Lamb Production

Same-day on-farm test for sheep footrot moves a step closer

Terry Sim, March 18, 2019

Collecting footrot bacteria samples for testing. Photo – AT Aerial Services.

ON-FARM same-day footrot testing is a step closer after successful testing of a new method on several sheep properties across Victoria.

A La Trobe University team of researchers led by Dr. Travis Beddoe has proven that a loop mediated isothermal amplification (LAMP) assay for in-field detection can accurately diagnose footrot bacteria in sheep.

The new in-field testing method has been successfully tested in 19 Victorian flocks and offered the potential to cut footrot testing costs and diagnosis times, enabling quicker decisions on treatment and stock movements.

Footrot is a bacterial infection in sheep, with virulent infections showing severe lesions in the hoof and resulting in lameness. It is easily spread over the pasture, particularly in spring in Victoria (September–November), posing a biosecurity threat both on the farm between flocks and in the larger industry.

Footrot infections have been estimated to cost Australia’s sheep meat and wool industry $45 million annually.

However, ovine footrot’s causative bacteria, Dichelobacter nodosus, is genetically diverse and classified into different serogroups. It has a variety of virulence factors, including AprV2, an extracellular protease, which has been shown to be capable of causing severe or “virulent” disease symptoms under the right conditions. Due to this, a LAMP assay for the detection of aprV2-positive D. nodosus (VDN LAMP) was developed and evaluated for field use.

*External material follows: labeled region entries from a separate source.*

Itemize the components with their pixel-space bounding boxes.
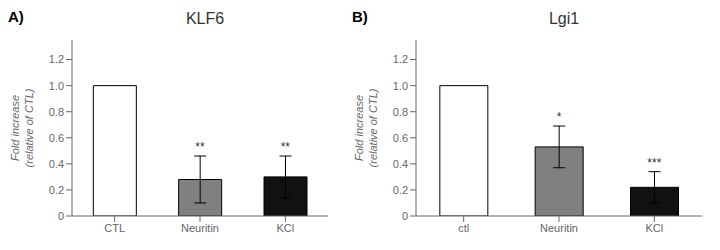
svg-text:Fold increase(relative of CTL): Fold increase(relative of CTL) — [9, 88, 34, 167]
svg-text:1.0: 1.0 — [49, 80, 64, 92]
svg-text:KCl: KCl — [276, 222, 294, 234]
svg-text:**: ** — [281, 140, 291, 154]
svg-text:*: * — [557, 110, 562, 124]
html-text:A): A) — [8, 8, 24, 25]
svg-text:1.2: 1.2 — [49, 53, 64, 65]
svg-text:1.2: 1.2 — [393, 53, 408, 65]
svg-text:0.8: 0.8 — [393, 106, 408, 118]
svg-text:CTL: CTL — [104, 222, 125, 234]
svg-text:0.4: 0.4 — [49, 158, 64, 170]
svg-text:0.8: 0.8 — [49, 106, 64, 118]
html-text:B): B) — [352, 8, 368, 25]
svg-text:KCl: KCl — [645, 222, 663, 234]
svg-text:0.6: 0.6 — [49, 132, 64, 144]
svg-text:**: ** — [195, 140, 205, 154]
svg-text:0.6: 0.6 — [393, 132, 408, 144]
svg-text:Fold increase(relative of CTL): Fold increase(relative of CTL) — [353, 88, 378, 167]
svg-text:0: 0 — [402, 210, 408, 222]
svg-text:***: *** — [647, 156, 661, 170]
html-text:KLF6: KLF6 — [185, 10, 225, 27]
svg-text:0.2: 0.2 — [49, 184, 64, 196]
svg-text:1.0: 1.0 — [393, 80, 408, 92]
svg-text:Neuritin: Neuritin — [540, 222, 578, 234]
svg-text:Neuritin: Neuritin — [181, 222, 219, 234]
svg-text:0.4: 0.4 — [393, 158, 408, 170]
svg-text:ctl: ctl — [458, 222, 469, 234]
svg-text:0.2: 0.2 — [393, 184, 408, 196]
html-text:Lgi1: Lgi1 — [548, 10, 580, 27]
svg-text:0: 0 — [58, 210, 64, 222]
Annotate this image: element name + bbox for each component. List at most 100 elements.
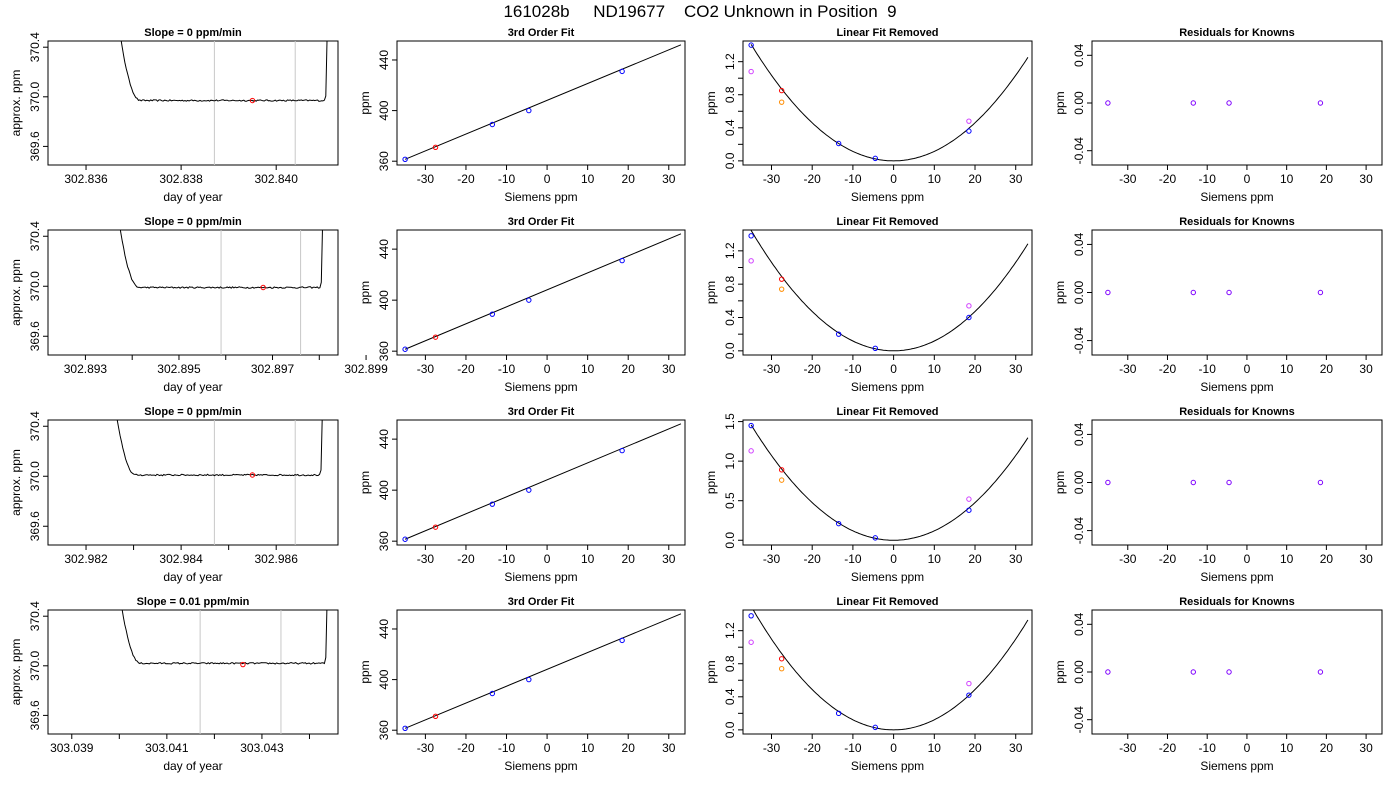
panel-title: 3rd Order Fit xyxy=(508,596,575,608)
y-tick-label: 0.00 xyxy=(1072,470,1086,494)
x-tick-label: 302.838 xyxy=(159,172,203,186)
x-tick-label: 10 xyxy=(928,172,942,186)
panel-linear_removed-row-2: Linear Fit Removed -30 -20 -10 0 10 20 30 0.0 0.5… xyxy=(704,406,1033,584)
trace-line xyxy=(116,420,323,477)
y-tick-label: 0.4 xyxy=(723,688,737,705)
panel-title: Residuals for Knowns xyxy=(1179,27,1295,39)
sample-point xyxy=(432,524,439,530)
y-axis-label: ppm xyxy=(358,660,372,683)
x-tick-label: 10 xyxy=(928,552,942,566)
reference-point xyxy=(966,680,972,687)
x-tick-label: 20 xyxy=(968,552,982,566)
y-tick-label: 370.0 xyxy=(28,81,42,111)
known-point xyxy=(619,447,625,454)
x-axis-label: Siemens ppm xyxy=(1200,380,1273,394)
x-tick-label: -20 xyxy=(1159,741,1177,755)
plot-area xyxy=(748,230,1029,352)
fit-line xyxy=(404,423,682,540)
sample-point xyxy=(778,276,785,282)
x-tick-label: 10 xyxy=(581,172,595,186)
trace-line xyxy=(119,230,323,289)
y-tick-label: 440 xyxy=(377,429,391,449)
x-axis-label: Siemens ppm xyxy=(1200,190,1273,204)
y-tick-label: 370.4 xyxy=(28,601,42,631)
residual-point xyxy=(1226,100,1232,106)
known-point xyxy=(489,501,496,507)
x-axis-label: Siemens ppm xyxy=(504,759,577,773)
y-tick-label: 0.4 xyxy=(723,119,737,136)
fit-line xyxy=(404,44,682,160)
x-axis-label: Siemens ppm xyxy=(1200,570,1273,584)
y-tick-label: 370.4 xyxy=(28,411,42,441)
residual-point xyxy=(1226,479,1232,486)
known-point xyxy=(526,107,532,114)
quadratic-curve xyxy=(752,610,1029,731)
y-axis-label: ppm xyxy=(358,471,372,494)
known-point xyxy=(619,257,625,264)
x-axis-label: Siemens ppm xyxy=(851,190,924,204)
x-tick-label: -20 xyxy=(1159,552,1177,566)
y-tick-label: 0.0 xyxy=(723,532,737,549)
x-tick-label: 302.984 xyxy=(159,552,203,566)
reference-point xyxy=(778,286,785,292)
sample-point xyxy=(432,334,439,340)
sample-point xyxy=(249,472,256,478)
known-point xyxy=(966,507,972,513)
x-axis-label: Siemens ppm xyxy=(504,570,577,584)
known-point xyxy=(619,637,625,644)
quadratic-curve xyxy=(750,424,1029,541)
plot-frame xyxy=(1091,609,1383,735)
x-tick-label: 302.893 xyxy=(64,362,108,376)
y-axis-label: ppm xyxy=(704,91,718,114)
residual-point xyxy=(1190,479,1197,486)
x-tick-label: 0 xyxy=(544,172,551,186)
panel-trace-row-3: Slope = 0.01 ppm/min 303.039 303.041 303.04… xyxy=(9,596,339,773)
y-tick-label: 440 xyxy=(377,239,391,259)
residual-point xyxy=(1317,289,1324,296)
x-tick-label: -10 xyxy=(1199,552,1217,566)
sample-point xyxy=(778,656,785,662)
x-axis-label: Siemens ppm xyxy=(851,380,924,394)
x-tick-label: 20 xyxy=(622,741,636,755)
residual-point xyxy=(1190,100,1197,106)
panel-trace-row-1: Slope = 0 ppm/min 302.893 302.895 302.897 30… xyxy=(9,216,388,394)
residual-point xyxy=(1105,479,1111,486)
plot-frame xyxy=(742,609,1033,735)
known-point xyxy=(748,42,754,48)
y-tick-label: 0.0 xyxy=(723,152,737,169)
x-tick-label: -30 xyxy=(417,552,435,566)
plot-area xyxy=(1105,289,1324,296)
x-tick-label: 10 xyxy=(1280,552,1294,566)
known-point xyxy=(748,422,754,429)
y-tick-label: 0.04 xyxy=(1072,612,1086,636)
x-axis-label: Siemens ppm xyxy=(504,190,577,204)
plot-frame xyxy=(47,40,339,166)
panel-title: Linear Fit Removed xyxy=(836,596,938,608)
y-tick-label: 0.4 xyxy=(723,309,737,326)
sample-point xyxy=(778,467,785,473)
panel-title: Residuals for Knowns xyxy=(1179,596,1295,608)
y-axis-label: ppm xyxy=(1053,91,1067,114)
known-point xyxy=(526,676,532,683)
panel-linear_removed-row-3: Linear Fit Removed -30 -20 -10 0 10 20 30 0.0 0.4… xyxy=(704,596,1033,773)
trace-line xyxy=(121,610,328,665)
x-tick-label: 302.836 xyxy=(64,172,108,186)
panel-resid-row-3: Residuals for Knowns -30 -20 -10 0 10 20 30 -0.0… xyxy=(1053,596,1383,773)
known-point xyxy=(966,314,972,321)
sample-point xyxy=(432,713,439,719)
x-tick-label: 30 xyxy=(1009,172,1023,186)
x-tick-label: -10 xyxy=(844,362,862,376)
sample-point xyxy=(778,87,785,94)
panel-title: 3rd Order Fit xyxy=(508,406,575,418)
x-tick-label: 10 xyxy=(1280,362,1294,376)
y-axis-label: ppm xyxy=(704,471,718,494)
y-tick-label: 0.04 xyxy=(1072,43,1086,67)
known-point xyxy=(489,121,496,128)
residual-point xyxy=(1317,669,1324,675)
plot-area xyxy=(116,420,323,545)
residual-point xyxy=(1105,100,1111,106)
x-tick-label: -30 xyxy=(1119,362,1137,376)
reference-point xyxy=(778,99,785,105)
y-tick-label: 370.0 xyxy=(28,650,42,680)
x-tick-label: 0 xyxy=(890,552,897,566)
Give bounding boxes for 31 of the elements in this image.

Nickala Best during the footrot test research. Photo – AT Aerial Services.

Nickala Best is a PhD candidate from North-east Victoria, now working at La Trobe University on field based diagnostic tests to help control sheep diseases. A peer-reviewed paper in Frontiers in Veterinary Science, co-authored with fellow university researchers Travis Beddoe and Brendan Rodoni and Victorian government veterinarians Grant Rawlin and Robert Suter, reported that the LAMP test can give accurate results within 1.5 hours, while other methods take from one day to up to four weeks.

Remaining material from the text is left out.